Possible Duplicate:
Solving or approximating recurrence relations for sequences of numbers
I know that the solution for $T(n) = 2 T(n/2) + O(n)$ is $ T(n) = O(n \log(n))$
But how do you get to that point? I don't understand when it says put t into the equation repeatedly until it drops out...
Any help?
It means "open" the recursion.
For simplicity - denote $O(n)$ as $c\cdot n$:
$$ \begin{align} T(n) &= 2T(n/2) + cn \\ &= 2(2T(n/4) + cn/2) + cn\\ &= 2 (2 (2T(n/8) + cn/4) + cn/2) + cn\\ & \vdots \end{align}$$
It might give you intuition, but it is NOT a proof.

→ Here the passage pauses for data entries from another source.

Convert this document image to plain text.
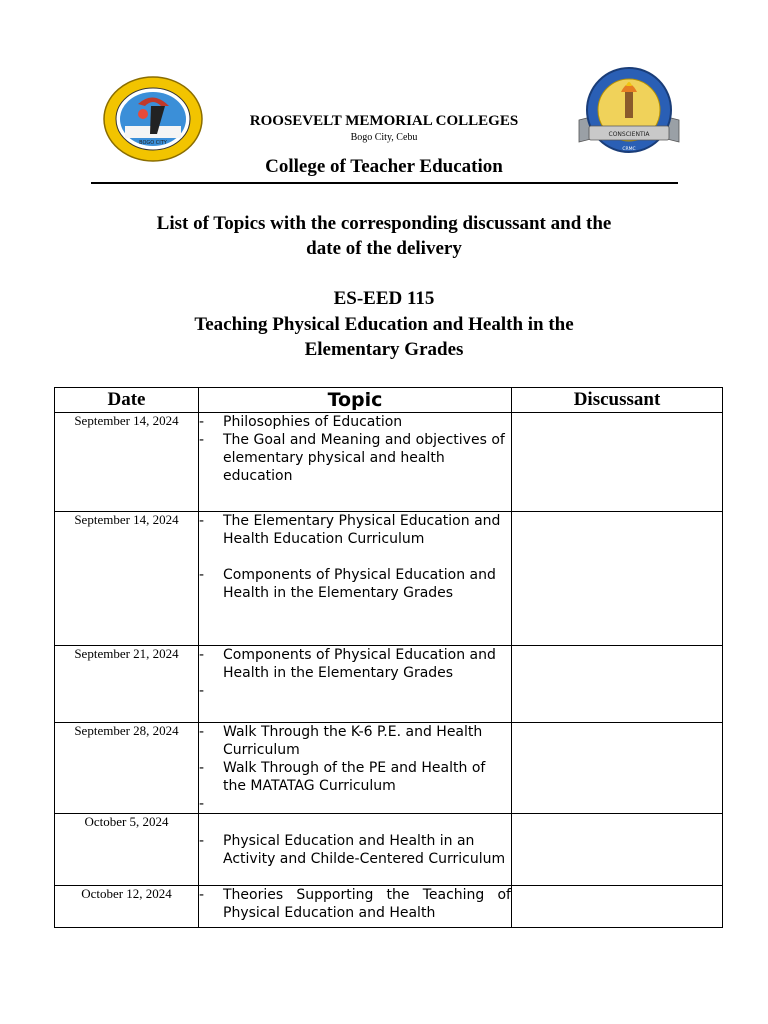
BOGO CITY
CONSCIENTIA
CRMC
ROOSEVELT MEMORIAL COLLEGES
Bogo City, Cebu
College of Teacher Education
List of Topics with the corresponding discussant and the
date of the delivery
ES-EED 115
Teaching Physical Education and Health in the
Elementary Grades
Date	Topic	Discussant
September 14, 2024	- Philosophies of Education
- The Goal and Meaning and objectives of elementary physical and health education	

September 14, 2024	- The Elementary Physical Education and Health Education Curriculum
- Components of Physical Education and Health in the Elementary Grades	

September 21, 2024	- Components of Physical Education and Health in the Elementary Grades
-	

September 28, 2024	- Walk Through the K-6 P.E. and Health Curriculum
- Walk Through of the PE and Health of the MATATAG Curriculum
-	

October 5, 2024	- Physical Education and Health in an Activity and Childe-Centered Curriculum	

October 12, 2024	- Theories Supporting the Teaching of Physical Education and Health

To prove it, you will need mathematical induction or the master theorem.
Proving with induction (assuming O(n) component is n for simplicity):
Claim: T(n) <= n*logn + n
Base:
T(1) = 1 (assumption)
Assumption: the claim is correct for all k < n.
Proof:
T(n) = 2T(n/2) + n = (assumption) <= 2* (n/2 * log(n/2) + n/2) + n
= n*log(n/2) + 2n = n*(log(n)-log(2)) + 2n = (assuming base 2 for log)
= n*(log(n) -1 ) + 2n = nlogn -n + 2n = n*logn +n
QED